As the state continues to fight dire drought conditions, officials are working on the state's first water plan and they are asking for the public’s help.
This week, the Connecticut Water Planning Council will hold public forums around the state. Officials say they hope the meetings will raise awareness and encourage residents to conserve more.
Gov. Dannel Malloy and legislative leaders reached out to the council to develop the plan, which will be a long-term initiative to manage the state's evolving water needs and new climate trends. The proposal will also address the quality and quantity of water for drinking, recreation and agriculture.

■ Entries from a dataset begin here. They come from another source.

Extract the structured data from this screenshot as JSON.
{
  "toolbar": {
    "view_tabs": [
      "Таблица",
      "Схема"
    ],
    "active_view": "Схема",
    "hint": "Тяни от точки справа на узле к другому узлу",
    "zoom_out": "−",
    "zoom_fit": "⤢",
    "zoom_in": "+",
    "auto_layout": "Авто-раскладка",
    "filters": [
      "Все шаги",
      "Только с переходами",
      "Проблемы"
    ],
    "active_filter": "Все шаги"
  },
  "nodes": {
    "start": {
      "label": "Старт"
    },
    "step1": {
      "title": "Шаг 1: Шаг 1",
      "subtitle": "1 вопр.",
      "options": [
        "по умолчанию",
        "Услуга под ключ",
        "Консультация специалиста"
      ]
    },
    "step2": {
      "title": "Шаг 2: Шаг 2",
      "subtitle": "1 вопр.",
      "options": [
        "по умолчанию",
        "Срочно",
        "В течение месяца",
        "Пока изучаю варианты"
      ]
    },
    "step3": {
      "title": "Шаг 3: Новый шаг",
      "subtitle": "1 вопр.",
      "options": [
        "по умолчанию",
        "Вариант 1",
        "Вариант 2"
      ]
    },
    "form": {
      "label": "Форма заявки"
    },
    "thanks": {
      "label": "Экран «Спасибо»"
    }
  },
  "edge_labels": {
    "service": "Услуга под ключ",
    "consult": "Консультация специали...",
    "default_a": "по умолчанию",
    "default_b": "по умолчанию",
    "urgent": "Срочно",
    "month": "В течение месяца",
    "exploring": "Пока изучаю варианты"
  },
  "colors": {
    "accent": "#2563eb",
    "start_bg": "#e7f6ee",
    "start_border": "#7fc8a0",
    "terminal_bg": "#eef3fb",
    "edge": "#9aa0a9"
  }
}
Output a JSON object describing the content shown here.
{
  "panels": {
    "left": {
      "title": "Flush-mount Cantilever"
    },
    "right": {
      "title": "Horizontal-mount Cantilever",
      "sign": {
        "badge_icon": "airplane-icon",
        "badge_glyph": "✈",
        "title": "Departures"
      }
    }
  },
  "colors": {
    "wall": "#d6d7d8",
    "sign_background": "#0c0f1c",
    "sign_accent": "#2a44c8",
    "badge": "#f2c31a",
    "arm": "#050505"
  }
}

An old bridge in Colebrook is one of the telltale signs of the historic conditions the state is facing. According to the Metropolitan District Commission, the town's river is 25 feet below average for this time of year, which exposed the usually submerged truss bridge.
Over the last several days, voluntary mandatory water restrictions were put in place in cities and towns all over the state from Waterbury to Bristol.
Tuesday’s meeting is from 6 p.m. to 8 p.m. in Norwich at the Southeastern Connecticut Council of Governments at 5 Connecticut Avenue. There is a meeting Wednesday from 1 p.m. to 3 p.m. at 10 Franklin Square in New Britain and Thursday from 6 p.m. to 8 p.m. at Southbury Town Hall located at 501 Main Street South.